The long-standing hotline system of notifying every senator of each unanimous consent request isn’t just a matter of principle. The moment this norm is breached and one side tries something sneaky, both parties would need to implement a system where one of their members is present in the Senate chamber at all times to block consent requests. That’s a babysitting duty no one wants to be stuck with, so both sides agree to play nice.

A sneaky consent request would also be far from guaranteed to succeed. Every bill needs to pass both the Senate and the House, as well as go to the president’s desk, in order to become law.

“Remember, it’s a circuitous, drawn-out process here in general,” Braun said. “The only time that would really make a difference is if you snuck it through and it was a slam dunk in the other chamber and with the president.”
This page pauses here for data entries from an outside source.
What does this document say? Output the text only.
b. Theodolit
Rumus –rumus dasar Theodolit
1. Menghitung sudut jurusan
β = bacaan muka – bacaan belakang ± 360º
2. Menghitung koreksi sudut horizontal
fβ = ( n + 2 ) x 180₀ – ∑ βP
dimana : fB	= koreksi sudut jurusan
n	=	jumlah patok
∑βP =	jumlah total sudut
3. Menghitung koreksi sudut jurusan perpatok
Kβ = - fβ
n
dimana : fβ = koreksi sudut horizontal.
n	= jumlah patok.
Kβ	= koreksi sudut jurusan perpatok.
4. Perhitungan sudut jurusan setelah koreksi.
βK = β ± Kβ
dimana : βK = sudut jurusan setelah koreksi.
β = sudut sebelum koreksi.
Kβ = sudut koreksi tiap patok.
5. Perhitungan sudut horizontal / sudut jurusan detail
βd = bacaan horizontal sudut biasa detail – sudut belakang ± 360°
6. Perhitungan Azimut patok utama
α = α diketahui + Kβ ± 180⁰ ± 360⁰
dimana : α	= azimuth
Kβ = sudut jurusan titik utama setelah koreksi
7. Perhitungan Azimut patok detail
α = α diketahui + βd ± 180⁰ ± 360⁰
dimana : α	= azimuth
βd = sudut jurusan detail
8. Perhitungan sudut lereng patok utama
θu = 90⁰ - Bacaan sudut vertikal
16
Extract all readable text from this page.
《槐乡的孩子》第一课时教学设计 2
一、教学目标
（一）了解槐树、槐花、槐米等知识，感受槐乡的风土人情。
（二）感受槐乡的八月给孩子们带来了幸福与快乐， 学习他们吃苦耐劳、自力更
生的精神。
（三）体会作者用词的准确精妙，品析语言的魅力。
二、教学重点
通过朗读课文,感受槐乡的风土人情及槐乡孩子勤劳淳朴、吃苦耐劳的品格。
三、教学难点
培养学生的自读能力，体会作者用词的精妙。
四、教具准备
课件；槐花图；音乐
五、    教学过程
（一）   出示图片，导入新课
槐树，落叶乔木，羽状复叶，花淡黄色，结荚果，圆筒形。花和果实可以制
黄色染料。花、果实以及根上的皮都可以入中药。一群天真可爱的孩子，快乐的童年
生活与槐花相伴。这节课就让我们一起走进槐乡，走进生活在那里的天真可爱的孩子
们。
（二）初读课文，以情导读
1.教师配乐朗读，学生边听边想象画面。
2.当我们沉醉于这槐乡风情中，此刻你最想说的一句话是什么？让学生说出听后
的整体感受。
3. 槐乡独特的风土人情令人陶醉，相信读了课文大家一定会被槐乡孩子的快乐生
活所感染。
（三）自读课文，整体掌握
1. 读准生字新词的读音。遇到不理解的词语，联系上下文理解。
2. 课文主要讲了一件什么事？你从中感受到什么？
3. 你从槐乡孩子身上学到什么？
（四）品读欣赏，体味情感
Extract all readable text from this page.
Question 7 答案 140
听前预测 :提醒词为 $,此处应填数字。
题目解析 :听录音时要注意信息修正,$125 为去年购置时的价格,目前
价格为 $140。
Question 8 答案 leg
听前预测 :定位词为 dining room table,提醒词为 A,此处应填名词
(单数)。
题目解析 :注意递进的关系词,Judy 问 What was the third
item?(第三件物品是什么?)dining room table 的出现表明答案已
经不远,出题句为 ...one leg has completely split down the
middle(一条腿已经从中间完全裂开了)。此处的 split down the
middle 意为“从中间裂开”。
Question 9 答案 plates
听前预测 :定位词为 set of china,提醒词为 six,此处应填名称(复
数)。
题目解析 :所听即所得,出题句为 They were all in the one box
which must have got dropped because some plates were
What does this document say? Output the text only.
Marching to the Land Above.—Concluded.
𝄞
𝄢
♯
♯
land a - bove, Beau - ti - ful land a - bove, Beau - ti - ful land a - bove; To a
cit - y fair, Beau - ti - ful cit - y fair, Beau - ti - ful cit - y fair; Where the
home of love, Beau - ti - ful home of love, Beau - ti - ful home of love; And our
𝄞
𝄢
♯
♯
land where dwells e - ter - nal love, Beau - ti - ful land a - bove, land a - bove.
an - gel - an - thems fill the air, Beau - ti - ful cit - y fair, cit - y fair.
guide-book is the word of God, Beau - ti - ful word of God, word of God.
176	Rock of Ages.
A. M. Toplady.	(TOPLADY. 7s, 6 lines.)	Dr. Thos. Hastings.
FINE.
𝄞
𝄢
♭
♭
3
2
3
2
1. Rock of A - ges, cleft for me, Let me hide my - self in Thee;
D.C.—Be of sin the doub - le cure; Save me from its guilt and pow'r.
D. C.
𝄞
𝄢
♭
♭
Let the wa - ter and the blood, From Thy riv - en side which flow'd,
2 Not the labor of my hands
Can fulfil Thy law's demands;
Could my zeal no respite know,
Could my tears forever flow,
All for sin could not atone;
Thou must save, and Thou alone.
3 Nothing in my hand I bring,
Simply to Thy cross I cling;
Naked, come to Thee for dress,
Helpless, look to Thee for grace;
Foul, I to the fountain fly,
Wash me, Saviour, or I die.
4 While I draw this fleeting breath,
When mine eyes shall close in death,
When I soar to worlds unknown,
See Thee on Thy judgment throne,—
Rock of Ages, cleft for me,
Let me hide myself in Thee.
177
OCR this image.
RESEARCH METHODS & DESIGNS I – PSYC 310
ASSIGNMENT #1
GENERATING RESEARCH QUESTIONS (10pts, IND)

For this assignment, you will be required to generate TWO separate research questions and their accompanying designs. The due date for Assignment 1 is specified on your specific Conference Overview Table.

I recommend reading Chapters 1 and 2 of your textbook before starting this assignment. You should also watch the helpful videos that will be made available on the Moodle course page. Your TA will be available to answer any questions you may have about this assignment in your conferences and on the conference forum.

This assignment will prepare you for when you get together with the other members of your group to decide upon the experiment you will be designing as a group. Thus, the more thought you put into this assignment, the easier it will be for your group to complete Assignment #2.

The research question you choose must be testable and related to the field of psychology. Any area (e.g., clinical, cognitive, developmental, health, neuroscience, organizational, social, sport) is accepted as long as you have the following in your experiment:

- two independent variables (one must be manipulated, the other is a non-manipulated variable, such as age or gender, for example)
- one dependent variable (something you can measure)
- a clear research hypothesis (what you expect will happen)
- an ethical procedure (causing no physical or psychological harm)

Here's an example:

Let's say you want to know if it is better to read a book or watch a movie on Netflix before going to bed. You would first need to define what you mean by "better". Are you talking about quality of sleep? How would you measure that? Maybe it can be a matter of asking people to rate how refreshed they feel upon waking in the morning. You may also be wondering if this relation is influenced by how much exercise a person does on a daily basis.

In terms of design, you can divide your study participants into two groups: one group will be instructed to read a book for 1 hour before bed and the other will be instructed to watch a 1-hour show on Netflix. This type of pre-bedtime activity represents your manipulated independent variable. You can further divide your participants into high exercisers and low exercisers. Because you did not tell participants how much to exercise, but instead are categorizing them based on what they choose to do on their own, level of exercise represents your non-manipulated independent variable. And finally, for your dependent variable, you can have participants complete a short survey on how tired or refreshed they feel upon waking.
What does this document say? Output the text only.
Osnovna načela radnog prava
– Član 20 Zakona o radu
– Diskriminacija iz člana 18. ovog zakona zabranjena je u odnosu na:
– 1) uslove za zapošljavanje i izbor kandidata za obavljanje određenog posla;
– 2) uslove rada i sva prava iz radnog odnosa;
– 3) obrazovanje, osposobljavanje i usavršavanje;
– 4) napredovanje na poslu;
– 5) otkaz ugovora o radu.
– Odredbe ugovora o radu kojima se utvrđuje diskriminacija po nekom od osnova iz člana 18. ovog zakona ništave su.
The permanent daylight saving time bill is now in this limbo. Though it has passed the Senate, it still needs to pass the House and be signed into law by President Joe Biden. Passing a bill through the House is generally a lot easier than the Senate, but there is still an opportunity for standard time proponents — or clock-changing enthusiasts — to block the legislation.

One person said by a Senate source to be pushing the House to do exactly that is Tom Cotton. Cotton’s office did not comment.